Celso Eduardo Faria Coracini

Coordenadores adjuntos:

Carlos Alberto Pires Mendes, Fernanda Emy Matsuda, Fernanda Velloso Teixeira e Luis Fernando

Conselho Editorial

Editorial

A (in)segurança. Carta ao Ministro

Ranulfo de Melo Freire

Desembargador aposentado do Tribunal de Justiça de São Paulo

Anos atrás, uma mulher jovem, bonita, imagem da meiguice foi assassinada de forma a mais cruel. E porque era atriz de novela e a mãe, autora do texto, o País viveu dias de comoção nacional.

Há poucos dias, foi assassinado um juiz de Direito. De sua importância, fala a relevância do papel que exercia: juiz das Execuções da Pena, a quem cumpria decidir do destino dos encarcerados da região de Presidente Prudente, onde se acham os presos de maior periculosidade. O ter morrido em função do trabalho fez de sua morte uma morte diferenciada.

Os dois fatos são dessemelhantes, mas um serve para esboçar o outro. No primeiro, desengavetaram-se projetos de reforma dos Código Penal e de Processo penal; "âncoras" de programas de televisão, jornais, rádios a apelarem por aumento de penas (falava-se em prisão perpétua, sugeria-se pena de morte), dando, como resultado, desastradas alterações na forma de conceber a pena. Ilustra-o a mídia ter dado como impunidade o período em que os moços assassinos saíram do cárcere para, nos termos da lei, cumprirem o restante da pena. No que concerne à morte do magistrado, as "soluções" alvitradas não são menos afrontosas ao Direito. Convém traduzir este asserto, em novo período gramatical.

Reedita-se a rica nomenclatura dos que advogam a segurança pública a qualquer preço; preço, por social, pago em juros de agiota pelos que, na ótica da "sociedade sã", têm cara de "BO". É o rico jargão dos que apostam em efeitos mágicos da prisão; em benéficos resultados da pena rigorosa (máxima, é claro); na supressão das garantias processuais ("o mal são esses advogados dos direitos humanos"); no castigo à americana (v. afegões tratados como bichos em Guantánamo, sob os auspícios da Suprema Corte, Suprema Corte que já foi de um Holmes!).

A grita ganhou espaço no espaço do Poder.

Em face à rebelião de organizações criminosas, a Secretaria da Administração Penitenciária de São Paulo baixou a Resolução nº 26, de 04.05.2001, cognominada Regime Disciplinar Diferenciado (RDD), destinada aos líderes de facções criminosas ou a delinqüentes que justifiquem um tratamento prisional específico.
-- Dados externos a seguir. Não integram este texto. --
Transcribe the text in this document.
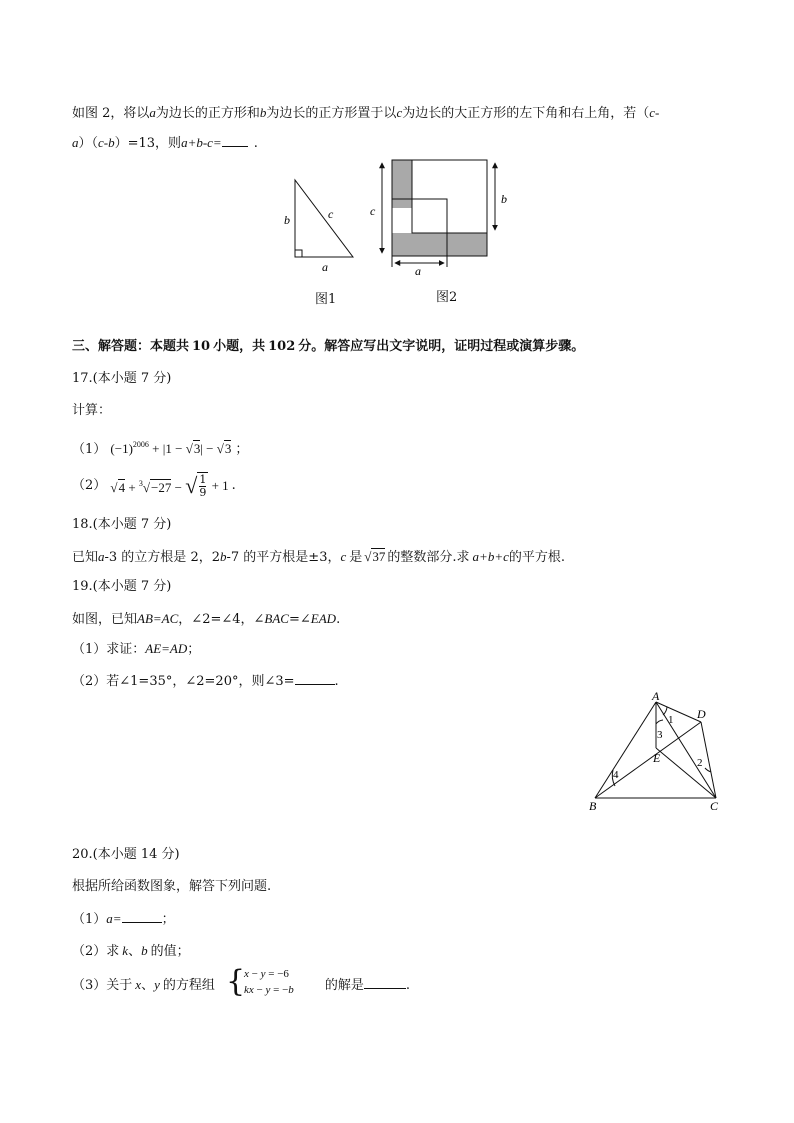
如图 2，将以a为边长的正方形和b为边长的正方形置于以c为边长的大正方形的左下角和右上角，若（c-
a）（c-b）=13，则a+b-c= .
b	c
a
图1
c
b
a
图2
三、解答题：本题共 10 小题，共 102 分。解答应写出文字说明，证明过程或演算步骤。
17.(本小题 7 分)
计算：
（1） $(-1)^{2006} + |1 - √3| - √3$ ；
（2） √4 + $^3$√−27 − √ $\frac{1}{9} + 1$ .
18.(本小题 7 分)
已知a-3 的立方根是 2，2b-7 的平方根是±3，c 是 √37 的整数部分.求 a+b+c的平方根.
19.(本小题 7 分)
如图，已知AB=AC，∠2=∠4，∠BAC=∠EAD.
（1）求证：AE=AD；
（2）若∠1=35°，∠2=20°，则∠3=	.
A
D
E
B	C
1
3
4
2
20.(本小题 14 分)
根据所给函数图象，解答下列问题.
（1）a=	；
（2）求 k、b 的值；
（3）关于 x、y 的方程组	的解是	.
{
x − y = −6
kx − y = −b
A característica principal do regime é o isolamento em cela individual durante 180 dias, podendo, em alguma hipótese, estender o isolamento a 360 dias, um e outro limite a aberragem do disposto no art. 58 da Lei de Execução Penal, que fixou em 30 dias o prazo máximo da sanção. Anote-se que o RDD não define, preciso, os destinatários do castigo, deixando isso ao alvedrio do agente policial, transmudado em juízo da execução da pena (v. Arruda Campos, em A Justiça a Serviço do Crime).

Mas a apreensão não se contém nos desregramentos da Resolução nº 26.
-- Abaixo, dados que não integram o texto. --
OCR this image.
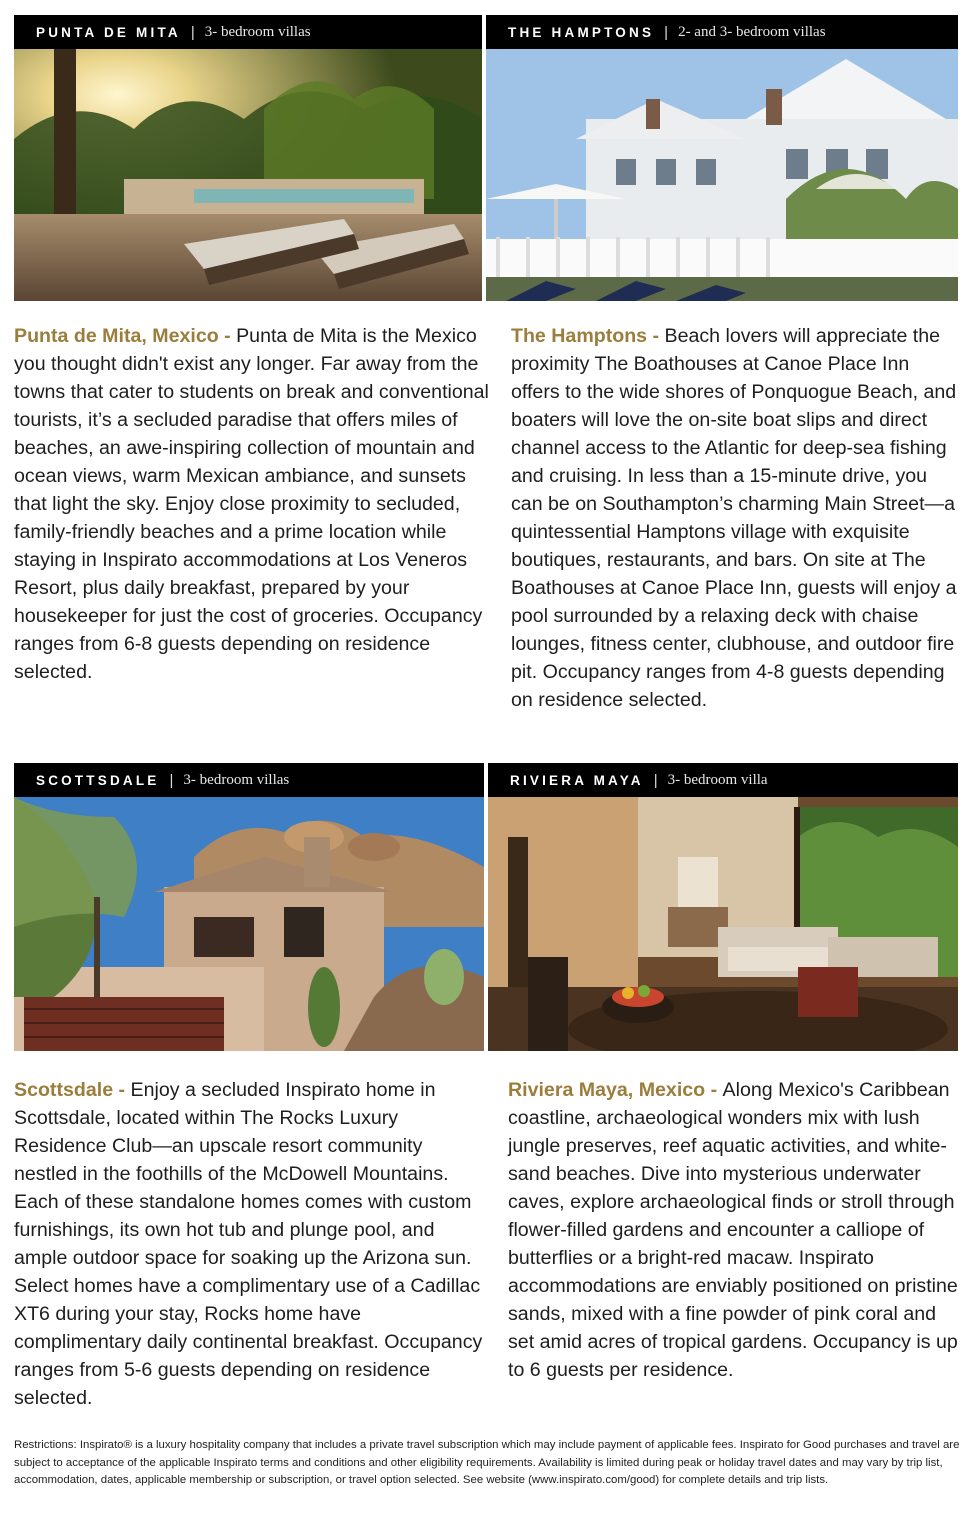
PUNTA DE MITA | 3- bedroom villas	THE HAMPTONS | 2- and 3- bedroom villas
Punta de Mita, Mexico - Punta de Mita is the Mexico you thought didn't exist any longer. Far away from the towns that cater to students on break and conventional tourists, it’s a secluded paradise that offers miles of beaches, an awe-inspiring collection of mountain and ocean views, warm Mexican ambiance, and sunsets that light the sky. Enjoy close proximity to secluded, family-friendly beaches and a prime location while staying in Inspirato accommodations at Los Veneros Resort, plus daily breakfast, prepared by your housekeeper for just the cost of groceries. Occupancy ranges from 6-8 guests depending on residence selected.
The Hamptons - Beach lovers will appreciate the proximity The Boathouses at Canoe Place Inn offers to the wide shores of Ponquogue Beach, and boaters will love the on-site boat slips and direct channel access to the Atlantic for deep-sea fishing and cruising. In less than a 15-minute drive, you can be on Southampton’s charming Main Street—a quintessential Hamptons village with exquisite boutiques, restaurants, and bars. On site at The Boathouses at Canoe Place Inn, guests will enjoy a pool surrounded by a relaxing deck with chaise lounges, fitness center, clubhouse, and outdoor fire pit. Occupancy ranges from 4-8 guests depending on residence selected.
SCOTTSDALE | 3- bedroom villas	RIVIERA MAYA | 3- bedroom villa
Scottsdale - Enjoy a secluded Inspirato home in Scottsdale, located within The Rocks Luxury Residence Club—an upscale resort community nestled in the foothills of the McDowell Mountains. Each of these standalone homes comes with custom furnishings, its own hot tub and plunge pool, and ample outdoor space for soaking up the Arizona sun. Select homes have a complimentary use of a Cadillac XT6 during your stay, Rocks home have complimentary daily continental breakfast. Occupancy ranges from 5-6 guests depending on residence selected.
Riviera Maya, Mexico - Along Mexico's Caribbean coastline, archaeological wonders mix with lush jungle preserves, reef aquatic activities, and white-sand beaches. Dive into mysterious underwater caves, explore archaeological finds or stroll through flower-filled gardens and encounter a calliope of butterflies or a bright-red macaw. Inspirato accommodations are enviably positioned on pristine sands, mixed with a fine powder of pink coral and set amid acres of tropical gardens. Occupancy is up to 6 guests per residence.
Restrictions: Inspirato® is a luxury hospitality company that includes a private travel subscription which may include payment of applicable fees. Inspirato for Good purchases and travel are subject to acceptance of the applicable Inspirato terms and conditions and other eligibility requirements. Availability is limited during peak or holiday travel dates and may vary by trip list, accommodation, dates, applicable membership or subscription, or travel option selected. See website (www.inspirato.com/good) for complete details and trip lists.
Há notícia (queira Deus seja boato) de que se pretende, na esfera do Judiciário, abolir a "visita íntima", retornando à política carcerária anterior ao Governo Montoro (secretário da Justiça, José Carlos Dias), quando, então, se privava ao preso e à mulher de um direito que, supresso, acarreta variadas anomalias sexuais. Ademais, tal proibição implicaria um inominável castigo a grande maioria de encarcerados, avolumando, bem por isso, o rol de rebeliões.
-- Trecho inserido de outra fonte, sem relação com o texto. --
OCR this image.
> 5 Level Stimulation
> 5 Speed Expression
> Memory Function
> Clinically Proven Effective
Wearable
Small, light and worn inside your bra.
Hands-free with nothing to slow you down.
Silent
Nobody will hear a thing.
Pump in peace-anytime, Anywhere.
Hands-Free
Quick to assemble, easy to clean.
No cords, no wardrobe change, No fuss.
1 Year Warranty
Entidade que não poderia ficar alheia ao debate, o IBCCRIM divulgou parte de suas discussões a esse respeito (v. Boletim nº 123, fevereiro de 2003: "A Execução Penal e a Ideologia da Disciplina"; "Meia Legalidade", Alberto Silva Franco; "Bentham e o Eldorado", Beatriz Rizzo, Carmen Silvia de Moraes Barros e Inês Tomaz; "Política Penitenciária", Nilzardo Carneiro Leão; "O RDD e a Lei", Carlos Weiss), havendo, seu presidente, o juiz do Tribunal de Alçada Criminal, Marco Antonio Rodrigues Nahum, reclamado a "apuração de fatos extremamente graves atribuídos às autoridades judiciárias, policiais civis e policiais militares do Estado de São Paulo, tais como os que envolveram a chamada 'Operação Castelinho', patrocinados por grupo especial da Secretaria da Segurança Pública de São Paulo (Gradi), e a atuação de grupos de extermínio, também envolvendo policiais civis e militares, como os que teriam ocorrido nas cidades de Ribeirão Preto e de Guarulhos e que culminaram com o afastamento do delegado-corregedor da Polícia Civil" (Folha de S.Paulo, de 24.02.2003).

Senhor ministro:

Seria ensinar o Padre Nosso ao vigário dizer que isso chegou aonde chegou (há notícia desse símil de "esquadrão da morte" em vários pontos do País) não só por obra e graça de uma autoridade autoritária embora no governo, em qualquer governo, uns achem que é demais e, outros, que ainda é pouco...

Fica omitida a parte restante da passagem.